PT: Why has there been a recent surge in the demand for Tai Chi?
Kashmira: Increasingly, people are seeking recourse in alternative healing systems. Taichi integrates the benefits of the traditional with the strengths of the modern. Truly versatile, it allows for different levels of flexibility with almost equal benefit. This would explain the surge in popularity the art is currently enjoying world over.
PT: What does a career in Tai Chi call for?
Kashmira: Taichi is a ‘holistic’ art. This ‘calling’ demands dedication, determination, drive and sacrifice. But above all it calls for understanding, compassion and acceptance of human foibles. The ability to help people from all walks of life requires patience, understanding and skill. One needs to feel the qi of the person and be intuitive enough to know what needs to be done. Different people will need specific exercises and as a Taichi Qigong Instructor one needs to be sure of what is being practiced by the students. The instructor plays the role of a guru so that the student can progress towards health and happiness.
PT: What would you advise those who wish to become instructors in Taichi?
Kashmira: The main criterion you need to possess is a real passion for this healing art. Enrol in a good Taichi class and be sure of the master you train under. The moves may seem relatively easy but incorporating them with energy, breathing and intent will take time. Practice regularly and maintain focus. Do not rush into teaching once you know the basics. Take time to internalize the process. A good instructor may need to play the roles of mentor, counsellor and healer, all rolled into one. Believe and focus on the art, all else will follow. If you are able to manage the occasional physical challenge in class and have the presence of mind to apply what you have learnt you will make a good Taichi Instructor.

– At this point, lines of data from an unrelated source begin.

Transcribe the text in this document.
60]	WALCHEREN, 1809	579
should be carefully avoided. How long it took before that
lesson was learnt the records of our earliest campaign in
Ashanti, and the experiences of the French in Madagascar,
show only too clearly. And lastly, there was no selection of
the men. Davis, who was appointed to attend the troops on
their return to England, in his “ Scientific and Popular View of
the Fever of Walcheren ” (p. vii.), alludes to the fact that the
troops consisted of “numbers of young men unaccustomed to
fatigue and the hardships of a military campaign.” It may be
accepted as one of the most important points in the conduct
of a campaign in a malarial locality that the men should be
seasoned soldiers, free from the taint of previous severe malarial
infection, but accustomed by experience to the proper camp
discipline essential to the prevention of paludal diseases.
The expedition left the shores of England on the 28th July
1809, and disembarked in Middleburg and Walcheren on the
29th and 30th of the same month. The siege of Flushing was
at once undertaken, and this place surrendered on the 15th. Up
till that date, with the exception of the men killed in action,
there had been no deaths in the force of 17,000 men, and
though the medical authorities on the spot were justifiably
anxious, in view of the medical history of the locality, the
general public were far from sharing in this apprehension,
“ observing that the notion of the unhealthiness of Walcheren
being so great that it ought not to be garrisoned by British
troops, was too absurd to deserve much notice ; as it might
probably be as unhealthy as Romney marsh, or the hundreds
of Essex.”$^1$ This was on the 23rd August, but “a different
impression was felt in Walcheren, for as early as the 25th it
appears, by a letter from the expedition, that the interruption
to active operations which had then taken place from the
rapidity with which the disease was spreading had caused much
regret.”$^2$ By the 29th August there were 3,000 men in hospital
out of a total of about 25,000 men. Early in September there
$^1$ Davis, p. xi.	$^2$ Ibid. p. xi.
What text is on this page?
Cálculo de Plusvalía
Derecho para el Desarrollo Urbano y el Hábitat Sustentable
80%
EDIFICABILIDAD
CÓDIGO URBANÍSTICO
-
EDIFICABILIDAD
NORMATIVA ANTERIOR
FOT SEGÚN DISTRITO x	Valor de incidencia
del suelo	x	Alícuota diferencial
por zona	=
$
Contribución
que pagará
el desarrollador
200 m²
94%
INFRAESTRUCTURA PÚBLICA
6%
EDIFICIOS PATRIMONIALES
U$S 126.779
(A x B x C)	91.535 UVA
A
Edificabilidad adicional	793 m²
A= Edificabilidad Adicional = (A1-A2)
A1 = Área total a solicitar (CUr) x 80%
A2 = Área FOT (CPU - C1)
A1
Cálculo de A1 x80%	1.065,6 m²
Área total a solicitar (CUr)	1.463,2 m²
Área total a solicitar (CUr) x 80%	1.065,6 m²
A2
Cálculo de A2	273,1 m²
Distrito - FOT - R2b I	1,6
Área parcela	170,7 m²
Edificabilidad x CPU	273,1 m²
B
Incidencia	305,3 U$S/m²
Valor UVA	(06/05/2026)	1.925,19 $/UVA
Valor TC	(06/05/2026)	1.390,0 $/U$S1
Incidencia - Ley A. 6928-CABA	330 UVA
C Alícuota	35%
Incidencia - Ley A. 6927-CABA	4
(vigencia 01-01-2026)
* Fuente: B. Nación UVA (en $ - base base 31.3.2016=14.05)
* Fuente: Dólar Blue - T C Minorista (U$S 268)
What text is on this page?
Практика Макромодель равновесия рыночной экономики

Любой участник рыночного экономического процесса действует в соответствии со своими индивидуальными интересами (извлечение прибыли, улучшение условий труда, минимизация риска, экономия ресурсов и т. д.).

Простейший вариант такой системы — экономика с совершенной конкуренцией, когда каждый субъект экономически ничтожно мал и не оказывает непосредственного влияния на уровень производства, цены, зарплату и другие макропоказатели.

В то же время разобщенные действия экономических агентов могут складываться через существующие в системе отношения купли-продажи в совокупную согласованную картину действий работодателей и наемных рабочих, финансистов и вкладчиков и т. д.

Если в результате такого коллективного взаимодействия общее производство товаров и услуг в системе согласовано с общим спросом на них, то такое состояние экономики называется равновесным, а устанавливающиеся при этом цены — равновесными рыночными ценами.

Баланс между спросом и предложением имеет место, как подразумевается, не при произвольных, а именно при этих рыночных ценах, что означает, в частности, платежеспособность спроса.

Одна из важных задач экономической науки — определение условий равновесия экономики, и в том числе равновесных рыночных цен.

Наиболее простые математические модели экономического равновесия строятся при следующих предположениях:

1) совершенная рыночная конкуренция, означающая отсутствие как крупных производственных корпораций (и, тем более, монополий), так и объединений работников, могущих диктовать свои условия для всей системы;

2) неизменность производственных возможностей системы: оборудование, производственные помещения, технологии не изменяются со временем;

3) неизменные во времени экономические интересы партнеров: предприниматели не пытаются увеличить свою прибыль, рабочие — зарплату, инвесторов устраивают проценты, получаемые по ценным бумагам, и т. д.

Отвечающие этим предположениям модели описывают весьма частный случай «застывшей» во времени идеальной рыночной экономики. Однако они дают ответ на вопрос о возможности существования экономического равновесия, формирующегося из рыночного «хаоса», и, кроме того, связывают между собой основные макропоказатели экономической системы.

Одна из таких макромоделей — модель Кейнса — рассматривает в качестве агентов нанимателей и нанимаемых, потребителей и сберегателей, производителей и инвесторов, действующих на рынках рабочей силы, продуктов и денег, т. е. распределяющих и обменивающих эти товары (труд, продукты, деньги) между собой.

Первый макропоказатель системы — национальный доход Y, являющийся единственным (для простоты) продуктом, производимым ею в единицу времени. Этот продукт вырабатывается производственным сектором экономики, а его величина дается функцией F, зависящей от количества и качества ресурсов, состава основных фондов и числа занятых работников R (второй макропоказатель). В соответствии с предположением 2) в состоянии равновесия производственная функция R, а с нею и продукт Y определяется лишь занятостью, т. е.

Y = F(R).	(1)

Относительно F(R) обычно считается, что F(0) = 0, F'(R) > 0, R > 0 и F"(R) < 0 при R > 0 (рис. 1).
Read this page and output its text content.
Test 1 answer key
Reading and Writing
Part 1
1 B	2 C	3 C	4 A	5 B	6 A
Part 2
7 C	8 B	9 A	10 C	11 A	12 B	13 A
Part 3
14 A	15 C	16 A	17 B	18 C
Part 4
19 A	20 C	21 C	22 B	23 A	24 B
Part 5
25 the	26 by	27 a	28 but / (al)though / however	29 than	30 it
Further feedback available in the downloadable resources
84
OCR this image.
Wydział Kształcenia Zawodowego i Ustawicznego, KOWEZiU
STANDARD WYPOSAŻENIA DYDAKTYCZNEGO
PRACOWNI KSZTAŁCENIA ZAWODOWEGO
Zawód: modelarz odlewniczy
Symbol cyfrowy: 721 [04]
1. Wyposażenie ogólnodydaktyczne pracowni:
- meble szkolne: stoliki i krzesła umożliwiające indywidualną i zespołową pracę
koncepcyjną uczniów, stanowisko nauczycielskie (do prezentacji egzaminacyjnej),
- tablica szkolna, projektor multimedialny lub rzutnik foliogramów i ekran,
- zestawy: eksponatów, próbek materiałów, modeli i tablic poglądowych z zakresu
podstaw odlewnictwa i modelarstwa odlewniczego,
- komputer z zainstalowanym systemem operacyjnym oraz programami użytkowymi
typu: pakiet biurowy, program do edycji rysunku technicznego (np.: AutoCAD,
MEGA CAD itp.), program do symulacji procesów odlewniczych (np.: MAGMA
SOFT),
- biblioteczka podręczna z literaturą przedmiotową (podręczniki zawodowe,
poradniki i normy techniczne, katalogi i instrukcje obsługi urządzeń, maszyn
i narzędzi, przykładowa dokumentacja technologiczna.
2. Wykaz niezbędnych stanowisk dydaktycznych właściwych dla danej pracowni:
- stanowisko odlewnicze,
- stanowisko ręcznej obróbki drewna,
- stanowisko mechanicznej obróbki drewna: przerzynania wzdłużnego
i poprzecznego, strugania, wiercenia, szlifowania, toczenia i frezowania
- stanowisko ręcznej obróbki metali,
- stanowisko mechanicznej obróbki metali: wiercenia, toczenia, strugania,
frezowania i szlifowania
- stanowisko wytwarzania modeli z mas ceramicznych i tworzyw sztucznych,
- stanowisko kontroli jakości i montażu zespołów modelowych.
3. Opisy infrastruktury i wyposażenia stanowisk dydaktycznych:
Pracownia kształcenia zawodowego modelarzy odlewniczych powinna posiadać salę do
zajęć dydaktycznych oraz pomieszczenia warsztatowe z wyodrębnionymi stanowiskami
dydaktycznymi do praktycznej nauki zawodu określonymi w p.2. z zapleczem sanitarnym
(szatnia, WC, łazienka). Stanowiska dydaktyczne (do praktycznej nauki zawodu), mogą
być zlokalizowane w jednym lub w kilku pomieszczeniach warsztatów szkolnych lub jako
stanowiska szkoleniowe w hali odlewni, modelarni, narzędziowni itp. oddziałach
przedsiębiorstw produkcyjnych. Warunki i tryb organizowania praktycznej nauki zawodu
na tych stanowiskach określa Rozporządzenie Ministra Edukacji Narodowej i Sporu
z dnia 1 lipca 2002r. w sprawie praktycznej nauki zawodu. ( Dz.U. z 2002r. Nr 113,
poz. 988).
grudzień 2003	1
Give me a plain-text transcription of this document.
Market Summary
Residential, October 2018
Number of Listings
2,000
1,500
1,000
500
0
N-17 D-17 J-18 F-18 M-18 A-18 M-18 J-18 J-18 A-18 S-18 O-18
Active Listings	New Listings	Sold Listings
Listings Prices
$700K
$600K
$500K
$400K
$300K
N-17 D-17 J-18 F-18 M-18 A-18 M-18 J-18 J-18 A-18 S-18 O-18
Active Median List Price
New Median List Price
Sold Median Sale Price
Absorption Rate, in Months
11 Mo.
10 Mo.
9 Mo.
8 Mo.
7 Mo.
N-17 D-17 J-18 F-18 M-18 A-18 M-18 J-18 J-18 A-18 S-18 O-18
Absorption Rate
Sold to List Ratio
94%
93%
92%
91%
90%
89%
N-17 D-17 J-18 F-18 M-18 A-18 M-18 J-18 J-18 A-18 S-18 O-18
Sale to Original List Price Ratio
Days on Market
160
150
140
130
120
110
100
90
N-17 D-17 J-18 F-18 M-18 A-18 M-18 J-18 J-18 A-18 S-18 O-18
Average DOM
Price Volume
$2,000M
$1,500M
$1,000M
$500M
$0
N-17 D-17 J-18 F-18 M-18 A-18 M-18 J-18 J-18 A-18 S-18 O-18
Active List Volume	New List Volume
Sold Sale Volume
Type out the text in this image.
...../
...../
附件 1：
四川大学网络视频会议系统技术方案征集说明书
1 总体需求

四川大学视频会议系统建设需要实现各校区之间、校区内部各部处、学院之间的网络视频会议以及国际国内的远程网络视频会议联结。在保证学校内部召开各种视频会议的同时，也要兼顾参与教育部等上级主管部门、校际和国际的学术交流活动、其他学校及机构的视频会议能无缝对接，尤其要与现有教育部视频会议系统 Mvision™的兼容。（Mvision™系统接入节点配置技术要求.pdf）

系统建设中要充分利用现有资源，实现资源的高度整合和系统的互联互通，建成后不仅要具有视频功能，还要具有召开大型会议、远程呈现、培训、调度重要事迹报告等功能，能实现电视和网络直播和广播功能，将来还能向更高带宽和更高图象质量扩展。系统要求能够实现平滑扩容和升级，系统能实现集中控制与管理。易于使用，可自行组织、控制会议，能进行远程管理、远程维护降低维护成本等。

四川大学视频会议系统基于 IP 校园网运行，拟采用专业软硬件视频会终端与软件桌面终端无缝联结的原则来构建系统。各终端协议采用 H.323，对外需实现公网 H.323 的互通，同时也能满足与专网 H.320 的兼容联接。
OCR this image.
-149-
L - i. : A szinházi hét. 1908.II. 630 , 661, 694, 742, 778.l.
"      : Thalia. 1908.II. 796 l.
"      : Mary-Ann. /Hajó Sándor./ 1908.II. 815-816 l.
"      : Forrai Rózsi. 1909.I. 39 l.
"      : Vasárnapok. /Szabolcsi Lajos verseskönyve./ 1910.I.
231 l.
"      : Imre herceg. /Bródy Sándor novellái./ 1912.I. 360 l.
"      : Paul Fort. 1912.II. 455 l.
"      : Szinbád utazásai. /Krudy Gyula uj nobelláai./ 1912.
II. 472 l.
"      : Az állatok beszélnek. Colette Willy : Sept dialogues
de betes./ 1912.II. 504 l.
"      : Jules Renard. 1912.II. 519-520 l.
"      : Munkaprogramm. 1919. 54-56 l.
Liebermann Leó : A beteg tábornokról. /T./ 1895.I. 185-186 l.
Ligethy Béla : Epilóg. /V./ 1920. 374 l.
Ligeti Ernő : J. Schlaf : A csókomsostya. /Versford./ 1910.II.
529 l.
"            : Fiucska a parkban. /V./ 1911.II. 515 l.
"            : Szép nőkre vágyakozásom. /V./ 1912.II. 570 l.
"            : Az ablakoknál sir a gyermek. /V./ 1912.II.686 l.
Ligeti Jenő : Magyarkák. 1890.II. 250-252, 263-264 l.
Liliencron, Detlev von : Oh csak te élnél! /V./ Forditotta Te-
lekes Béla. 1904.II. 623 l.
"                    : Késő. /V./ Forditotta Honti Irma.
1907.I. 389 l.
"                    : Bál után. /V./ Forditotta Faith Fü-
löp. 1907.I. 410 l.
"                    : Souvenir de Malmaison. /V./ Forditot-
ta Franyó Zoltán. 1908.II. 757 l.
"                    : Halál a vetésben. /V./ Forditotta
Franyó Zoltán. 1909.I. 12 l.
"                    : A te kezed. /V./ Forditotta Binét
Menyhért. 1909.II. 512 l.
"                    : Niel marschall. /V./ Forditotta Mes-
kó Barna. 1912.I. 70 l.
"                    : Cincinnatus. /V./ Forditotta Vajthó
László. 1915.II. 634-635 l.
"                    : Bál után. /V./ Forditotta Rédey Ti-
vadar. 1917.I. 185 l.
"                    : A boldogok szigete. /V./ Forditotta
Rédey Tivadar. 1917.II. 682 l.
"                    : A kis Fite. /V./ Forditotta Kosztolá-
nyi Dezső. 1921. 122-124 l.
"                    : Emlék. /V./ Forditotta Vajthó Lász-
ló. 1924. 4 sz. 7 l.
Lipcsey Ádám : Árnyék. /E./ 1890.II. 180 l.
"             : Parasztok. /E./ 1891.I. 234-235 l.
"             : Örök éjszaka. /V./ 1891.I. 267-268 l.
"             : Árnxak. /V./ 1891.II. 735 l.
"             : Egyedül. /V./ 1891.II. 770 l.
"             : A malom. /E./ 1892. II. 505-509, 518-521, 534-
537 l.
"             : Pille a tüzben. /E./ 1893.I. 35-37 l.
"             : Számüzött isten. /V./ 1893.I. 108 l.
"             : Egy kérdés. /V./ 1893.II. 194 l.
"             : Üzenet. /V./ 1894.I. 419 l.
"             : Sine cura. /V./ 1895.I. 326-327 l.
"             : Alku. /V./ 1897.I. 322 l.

PT: Tell us about your journey and a brief about your organization – ‘The TAI-QI TOUCH’?
Kashmira: My husband Dr. Brijesh Raj and I were introduced to Taichi nearly fourteen years ago. What began as experiential soon became a calling. In spite of being professionals in their respective fields, we have given dedicated time, practice and attention to this art. Our Taichi journey began under Sifu Carlton Hill’s tutelage. We continue to be students in Carlton Hills Tao Taiji Qigong (CHTTQ) and have participated in, and conducted numerous demonstrations with Sifu. We are instructors in his organization and assist him in training workshops and courses. The greatest gift we received was when Sifu Carlton Hill gave us his blessings and urged us to start a class. This was how The TAI-QI TOUCH was born. What better reward for a student than to have the master trust in our ability to carry his legacy forward.